Using SQL, how can I create a new session if the user has been inactive for 5 minutes?
userid timestamp session
1 10:15 1_10:15
1 10:16 1_10:15
1 10:17 1_10:15
1 10:23 1_10:23
2 10:18 2_10:18
2 10:18 2_10:18
2 10:19 2_10:18
2 10:30 2_10:30
I have tried using lead and taking the difference between current and lead, but it is not giving the correct result.

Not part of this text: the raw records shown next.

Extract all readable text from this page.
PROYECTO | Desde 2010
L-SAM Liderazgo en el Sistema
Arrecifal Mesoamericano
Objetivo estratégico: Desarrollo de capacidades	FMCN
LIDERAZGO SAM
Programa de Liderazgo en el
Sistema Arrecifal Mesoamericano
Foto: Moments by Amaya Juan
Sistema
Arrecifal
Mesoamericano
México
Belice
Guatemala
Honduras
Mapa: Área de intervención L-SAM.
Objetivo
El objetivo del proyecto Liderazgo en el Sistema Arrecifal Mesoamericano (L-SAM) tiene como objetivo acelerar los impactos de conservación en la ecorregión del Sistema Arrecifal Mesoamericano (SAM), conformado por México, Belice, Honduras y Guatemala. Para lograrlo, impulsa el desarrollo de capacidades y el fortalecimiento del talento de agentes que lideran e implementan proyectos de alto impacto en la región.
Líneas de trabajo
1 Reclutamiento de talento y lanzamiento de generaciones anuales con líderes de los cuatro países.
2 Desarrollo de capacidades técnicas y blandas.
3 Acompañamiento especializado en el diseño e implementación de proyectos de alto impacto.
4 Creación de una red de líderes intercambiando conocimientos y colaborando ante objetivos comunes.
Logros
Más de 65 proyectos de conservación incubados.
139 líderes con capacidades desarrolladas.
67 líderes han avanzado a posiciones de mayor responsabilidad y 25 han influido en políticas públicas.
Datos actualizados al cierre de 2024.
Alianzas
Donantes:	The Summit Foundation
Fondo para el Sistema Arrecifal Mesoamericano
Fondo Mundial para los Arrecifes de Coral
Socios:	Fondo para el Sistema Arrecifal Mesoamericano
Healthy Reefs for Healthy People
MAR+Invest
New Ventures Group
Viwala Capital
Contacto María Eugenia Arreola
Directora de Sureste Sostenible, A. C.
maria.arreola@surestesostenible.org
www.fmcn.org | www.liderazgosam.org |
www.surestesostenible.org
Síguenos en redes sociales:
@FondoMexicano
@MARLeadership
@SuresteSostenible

e.g. lead(timestamp,1) over(partition by userid order by timestamp asc) as leadTime,
can someone plz help.
CodePudding user response:
You may use LAG
function to define a flag=1 where current row time is greater than the previous row time by more than 5 minutes, then use a cumulative sum window function (on that flag) to create unique groups for the consecutive rows that have time difference less than 5 minutes.
with get_groups as
(
select userid, timestamp, SUM(flag) over (partition by userid order by timestamp) grp
from
(
select *,
case
when unix_timestamp(timestamp) - unix_timestamp(lag(timestamp) over (partition by userid order by timestamp)) >300
then 1 else 0
end as flag
from table_name
) T
)
select userid, timestamp,
CONCAT(userid, '_', MIN(timestamp) over (partition by userid, grp)) as session
from get_groups
See a demo on MySQL. I'm not sure if this is a valid Hive syntax, but you may consider the idea of this solution.